Режим Александровской пересыльной тюрьмы суров для приговоренных к каторжным работам, но Антон и Таня — только ссыльные. «Только»… «Только» пять лет в «местах отдаленных», «только» пять лет, вычеркнутых из жизни, пять лет борьбы с холодом, голодом, цингой, с произволом местных властей.

Антону не хочется думать о будущем.

Сейчас можно встретиться с Таней у ограды. Высокие, стоймя поставленные бревна — «пали» в одном месте чуть разошлись. В узкую щель, такую узкую, что надо прильнуть к ней глазом, виден мир: там черная, размытая, заманчивая дорога; сопки, одетые зеленоватой туманной дымкой, словно в подводном царстве, и до самого края небес — тайга.

Что такое тайга? Просто густой хвойный лес? Ель, пихта, лиственница? Нет, это не так. Тайга отличается от леса, как океан от моря. Чем? Пространством? Не только пространством. Другие ветры дуют над океанской ширью, другие рыбы скользят в глубине.

Та же чаща, те же деревья… И все же что-то таинственное и жуткое кроется за звучным словом «тайга»!

Таня подходит своей стремительной походкой, чуть наклоняясь вперед, словно несется на коньках по льду или идет против сильного ветра.

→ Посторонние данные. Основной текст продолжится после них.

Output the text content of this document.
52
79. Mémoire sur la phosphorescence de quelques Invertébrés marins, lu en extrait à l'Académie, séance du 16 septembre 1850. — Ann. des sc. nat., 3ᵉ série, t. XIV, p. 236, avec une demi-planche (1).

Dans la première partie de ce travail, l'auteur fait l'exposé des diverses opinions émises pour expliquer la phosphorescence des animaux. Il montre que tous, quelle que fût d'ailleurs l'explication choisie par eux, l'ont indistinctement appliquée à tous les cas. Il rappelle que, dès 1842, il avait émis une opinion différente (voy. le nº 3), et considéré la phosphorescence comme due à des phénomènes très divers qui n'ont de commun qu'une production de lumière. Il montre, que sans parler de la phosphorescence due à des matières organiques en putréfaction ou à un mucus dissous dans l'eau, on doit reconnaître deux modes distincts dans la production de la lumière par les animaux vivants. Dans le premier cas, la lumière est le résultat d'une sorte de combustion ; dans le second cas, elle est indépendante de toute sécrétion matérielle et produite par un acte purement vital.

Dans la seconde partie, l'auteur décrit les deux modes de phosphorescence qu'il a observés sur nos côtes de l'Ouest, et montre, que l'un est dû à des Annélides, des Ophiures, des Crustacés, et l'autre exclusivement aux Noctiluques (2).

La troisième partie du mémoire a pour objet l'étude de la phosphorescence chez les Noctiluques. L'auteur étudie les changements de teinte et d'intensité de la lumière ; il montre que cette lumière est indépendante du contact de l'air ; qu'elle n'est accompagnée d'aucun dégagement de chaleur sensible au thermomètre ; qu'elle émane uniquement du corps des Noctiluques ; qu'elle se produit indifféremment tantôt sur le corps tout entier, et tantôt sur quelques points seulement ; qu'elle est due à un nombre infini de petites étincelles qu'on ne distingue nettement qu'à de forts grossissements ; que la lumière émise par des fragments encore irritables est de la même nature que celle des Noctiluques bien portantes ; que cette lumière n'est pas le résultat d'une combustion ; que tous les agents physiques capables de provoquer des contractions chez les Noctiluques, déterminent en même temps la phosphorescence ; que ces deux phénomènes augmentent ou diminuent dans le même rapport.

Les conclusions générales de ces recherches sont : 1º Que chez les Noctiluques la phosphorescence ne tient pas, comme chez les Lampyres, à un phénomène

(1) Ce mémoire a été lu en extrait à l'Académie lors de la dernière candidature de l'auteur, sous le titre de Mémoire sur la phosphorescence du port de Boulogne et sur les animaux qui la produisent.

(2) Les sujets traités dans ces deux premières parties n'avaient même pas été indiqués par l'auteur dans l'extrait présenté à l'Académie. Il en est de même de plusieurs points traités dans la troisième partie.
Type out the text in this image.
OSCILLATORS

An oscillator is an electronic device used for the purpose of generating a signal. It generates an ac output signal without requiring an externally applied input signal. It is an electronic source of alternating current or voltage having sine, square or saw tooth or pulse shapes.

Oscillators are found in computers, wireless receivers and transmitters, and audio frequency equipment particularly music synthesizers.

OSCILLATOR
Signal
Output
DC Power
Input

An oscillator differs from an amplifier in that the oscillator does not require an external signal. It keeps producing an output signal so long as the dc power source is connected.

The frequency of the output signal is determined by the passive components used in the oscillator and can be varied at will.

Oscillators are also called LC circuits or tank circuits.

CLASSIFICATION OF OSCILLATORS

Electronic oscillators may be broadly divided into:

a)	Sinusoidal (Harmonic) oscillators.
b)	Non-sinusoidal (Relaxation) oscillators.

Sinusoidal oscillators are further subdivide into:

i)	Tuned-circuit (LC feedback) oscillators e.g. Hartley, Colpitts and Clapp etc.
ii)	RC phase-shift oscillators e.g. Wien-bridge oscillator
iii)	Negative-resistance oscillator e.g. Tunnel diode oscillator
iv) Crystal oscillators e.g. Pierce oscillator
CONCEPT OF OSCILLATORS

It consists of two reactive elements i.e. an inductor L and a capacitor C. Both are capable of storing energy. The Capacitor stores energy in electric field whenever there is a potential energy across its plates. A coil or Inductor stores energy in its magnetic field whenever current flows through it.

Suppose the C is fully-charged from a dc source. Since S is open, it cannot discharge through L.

Больше года в тюрьме, арестантский вагон, пешие переходы, этапные «станки»… Все это не красит. Где твои тугие щечки-мячики, Таня? Где твои светлые, блестящие, гладко зачесанные назад волосы? И почему так больно щемит сердце, когда смотришь на легкую прядь коротко остриженных волос, выбившуюся из-под серого оренбургского платка?

Жалость ли это? Любовь ли это? И почему не хочешь расстаться с этой болью?

Куда бы легче одному. «Ведь правда легче?» — придирчиво спрашивает себя Антон.

Но нельзя даже вообразить, как он без Тани шел бы в ссылку. Да нет, не только это! Как он вообще мог бы жить без нее!